Si l’haciendero avait pu concevoir des soupçons ils se dissipèrent lorsqu’il vit Cucharès sauter dans la pirogue, saisir les pagaies et s’éloigner sans échanger un signe avec le Tigrero et même sans détourner la tête.

— Voici la première partie de vos instructions remplie, dit le Tigrero en revenant auprès de don Sylva ; maintenant je vais m’acquitter de la seconde ; prenez mes pistolets et mon machete ; en cas d’alerte vous pourrez vous défendre. Je vous laisse ici ; surtout ne vous éloignez pas ; dans deux heures au plus tard je vous rejoindrai.

— Savez-vous donc où trouver des chevaux ?
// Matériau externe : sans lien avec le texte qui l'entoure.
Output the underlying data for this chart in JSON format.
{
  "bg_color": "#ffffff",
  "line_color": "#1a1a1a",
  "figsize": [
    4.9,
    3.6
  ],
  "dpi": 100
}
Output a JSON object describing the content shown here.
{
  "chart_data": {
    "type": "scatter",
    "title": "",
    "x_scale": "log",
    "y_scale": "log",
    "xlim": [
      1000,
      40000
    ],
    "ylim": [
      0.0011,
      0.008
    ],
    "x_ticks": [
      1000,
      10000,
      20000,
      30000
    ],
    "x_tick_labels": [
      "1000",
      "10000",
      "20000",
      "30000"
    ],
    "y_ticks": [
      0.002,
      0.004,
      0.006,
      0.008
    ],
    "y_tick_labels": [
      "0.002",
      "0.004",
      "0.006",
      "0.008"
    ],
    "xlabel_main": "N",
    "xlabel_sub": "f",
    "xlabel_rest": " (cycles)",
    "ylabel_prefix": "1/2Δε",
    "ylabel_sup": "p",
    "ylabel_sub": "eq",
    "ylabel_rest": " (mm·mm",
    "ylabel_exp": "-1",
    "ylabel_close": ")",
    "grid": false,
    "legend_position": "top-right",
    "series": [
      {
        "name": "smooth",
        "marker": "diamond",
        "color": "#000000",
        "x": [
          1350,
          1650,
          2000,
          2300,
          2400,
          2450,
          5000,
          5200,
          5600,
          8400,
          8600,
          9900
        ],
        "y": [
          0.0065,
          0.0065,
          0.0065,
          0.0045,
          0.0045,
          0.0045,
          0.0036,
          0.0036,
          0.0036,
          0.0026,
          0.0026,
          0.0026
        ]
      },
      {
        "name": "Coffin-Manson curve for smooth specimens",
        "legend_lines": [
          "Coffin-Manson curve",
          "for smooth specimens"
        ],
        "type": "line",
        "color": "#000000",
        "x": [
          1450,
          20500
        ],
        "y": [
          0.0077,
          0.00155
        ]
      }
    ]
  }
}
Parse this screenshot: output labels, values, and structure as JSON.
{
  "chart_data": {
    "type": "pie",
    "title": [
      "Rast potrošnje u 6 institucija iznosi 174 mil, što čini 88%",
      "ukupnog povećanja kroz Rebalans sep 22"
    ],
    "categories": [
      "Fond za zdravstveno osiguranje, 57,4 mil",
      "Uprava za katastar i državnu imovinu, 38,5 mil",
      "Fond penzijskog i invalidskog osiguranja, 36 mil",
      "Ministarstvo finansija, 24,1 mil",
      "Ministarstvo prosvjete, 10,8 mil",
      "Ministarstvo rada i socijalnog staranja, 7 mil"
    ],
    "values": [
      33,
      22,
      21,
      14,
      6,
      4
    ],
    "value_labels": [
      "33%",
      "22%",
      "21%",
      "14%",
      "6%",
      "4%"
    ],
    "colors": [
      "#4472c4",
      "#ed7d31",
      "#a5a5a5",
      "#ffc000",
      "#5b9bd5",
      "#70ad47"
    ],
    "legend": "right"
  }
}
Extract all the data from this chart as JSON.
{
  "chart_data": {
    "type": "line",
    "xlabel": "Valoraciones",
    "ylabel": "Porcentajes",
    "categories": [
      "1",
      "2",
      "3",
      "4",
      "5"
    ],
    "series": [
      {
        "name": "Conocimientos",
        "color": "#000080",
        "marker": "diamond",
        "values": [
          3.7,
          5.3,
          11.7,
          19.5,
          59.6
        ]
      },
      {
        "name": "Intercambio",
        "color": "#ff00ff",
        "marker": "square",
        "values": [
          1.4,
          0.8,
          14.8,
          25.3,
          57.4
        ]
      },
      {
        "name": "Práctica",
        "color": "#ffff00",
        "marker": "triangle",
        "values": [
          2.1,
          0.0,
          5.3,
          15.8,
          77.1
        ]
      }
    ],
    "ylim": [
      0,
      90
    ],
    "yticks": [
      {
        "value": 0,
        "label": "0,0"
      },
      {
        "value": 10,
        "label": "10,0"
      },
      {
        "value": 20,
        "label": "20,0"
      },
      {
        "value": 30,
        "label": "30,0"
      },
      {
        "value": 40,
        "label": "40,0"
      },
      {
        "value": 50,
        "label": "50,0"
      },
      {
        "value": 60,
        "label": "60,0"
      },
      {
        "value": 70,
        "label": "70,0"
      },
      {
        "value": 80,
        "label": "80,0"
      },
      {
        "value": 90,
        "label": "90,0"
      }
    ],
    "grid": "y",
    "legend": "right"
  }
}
— Ignorez-vous que le désert est mon domaine ? répondit-il avec un sourire mélancolique ; je suis ici chez moi, bientôt vous en aurez la preuve. Au revoir.

Et il s’éloigna à grands pas dans une direction opposée à la pirogue.

Lorsqu’il eut disparu aux regards de don Sylva derrière un massif d’arbres et de broussailles, le Tigrero fit un brusque crochet sur la droite et revint en courant sur ses pas.

Cucharès, nonchalamment assis à terre, fumait une cigarette en l’attendant.

— Pas de mots, des faits, dit le Tigrero ; le temps nous presse.